In 2015, Illinois and 15 other states submitted comments to CMS in support of a proposed regulation to bar such pre-dispute arbitration clauses in long-term care contracts. The comments noted that, "Pre-dispute binding arbitration agreements in general can be procedurally unfair to consumers, and can jeopardize one of the fundamental rights of Americans; the right to be heard and seek judicial redress for our claims. This is especially true when consumers are making the difficult decisions regarding the long-term care of loved ones."

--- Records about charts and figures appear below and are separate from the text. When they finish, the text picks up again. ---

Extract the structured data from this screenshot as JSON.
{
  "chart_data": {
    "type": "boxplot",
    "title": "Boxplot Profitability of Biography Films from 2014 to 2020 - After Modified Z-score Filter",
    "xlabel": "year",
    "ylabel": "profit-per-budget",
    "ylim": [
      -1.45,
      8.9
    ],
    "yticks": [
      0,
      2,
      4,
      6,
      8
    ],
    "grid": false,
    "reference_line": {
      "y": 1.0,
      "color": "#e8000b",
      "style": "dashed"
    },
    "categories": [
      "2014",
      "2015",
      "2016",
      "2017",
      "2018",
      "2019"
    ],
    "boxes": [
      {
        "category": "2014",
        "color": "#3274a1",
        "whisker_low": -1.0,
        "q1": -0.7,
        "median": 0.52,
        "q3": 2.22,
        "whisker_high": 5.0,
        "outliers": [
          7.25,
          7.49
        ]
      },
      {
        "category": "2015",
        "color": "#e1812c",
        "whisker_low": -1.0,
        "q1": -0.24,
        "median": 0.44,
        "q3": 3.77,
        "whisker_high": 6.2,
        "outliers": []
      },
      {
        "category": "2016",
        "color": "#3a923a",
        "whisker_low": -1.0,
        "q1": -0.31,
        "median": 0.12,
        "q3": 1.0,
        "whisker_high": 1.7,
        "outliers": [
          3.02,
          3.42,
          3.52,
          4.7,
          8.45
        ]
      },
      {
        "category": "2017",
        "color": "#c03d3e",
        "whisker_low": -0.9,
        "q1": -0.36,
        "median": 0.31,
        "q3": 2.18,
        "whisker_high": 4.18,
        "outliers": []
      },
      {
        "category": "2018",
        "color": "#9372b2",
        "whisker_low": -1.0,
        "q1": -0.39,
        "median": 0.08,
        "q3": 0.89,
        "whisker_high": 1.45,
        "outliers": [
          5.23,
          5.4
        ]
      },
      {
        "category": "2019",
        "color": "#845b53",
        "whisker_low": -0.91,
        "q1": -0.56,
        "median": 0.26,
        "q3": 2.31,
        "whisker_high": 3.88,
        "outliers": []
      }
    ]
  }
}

In October 2016, CMS issued its final rule, prohibiting the use of pre-dispute arbitration clauses in such agreements, citing the comments of the attorneys general in support. On October 17, 2016, the American Health Care Association and a group of affiliated nursing homes filed a lawsuit against the regulation in the U.S. District Court for the Northern District of Mississippi, which issued a preliminary injunction against enforcement of the prohibition on pre-dispute arbitration clauses. On June 8, 2017, CMS proposed reversing the rule and removing the prohibition on pre-dispute arbitration clauses in long-term care contracts.
The comments filed today urge CMS to maintain the prohibition for the reasons set forth when it issued the regulation.
"We believe that the prohibition on pre-dispute arbitration clauses provides an important protection for the consumers of our States at a time when consumers are undertaking a difficult and emotional decision," the comments state.
Joining Madigan in submitting the comments were attorneys general of: California, Connecticut, Delaware, the District of Columbia, Hawaii, Iowa, Maine, Maryland, Massachusetts, Minnesota, New York, North Carolina, Oregon, Pennsylvania, Vermont, and Washington, as well as the Hawaii Office of Consumer Protection.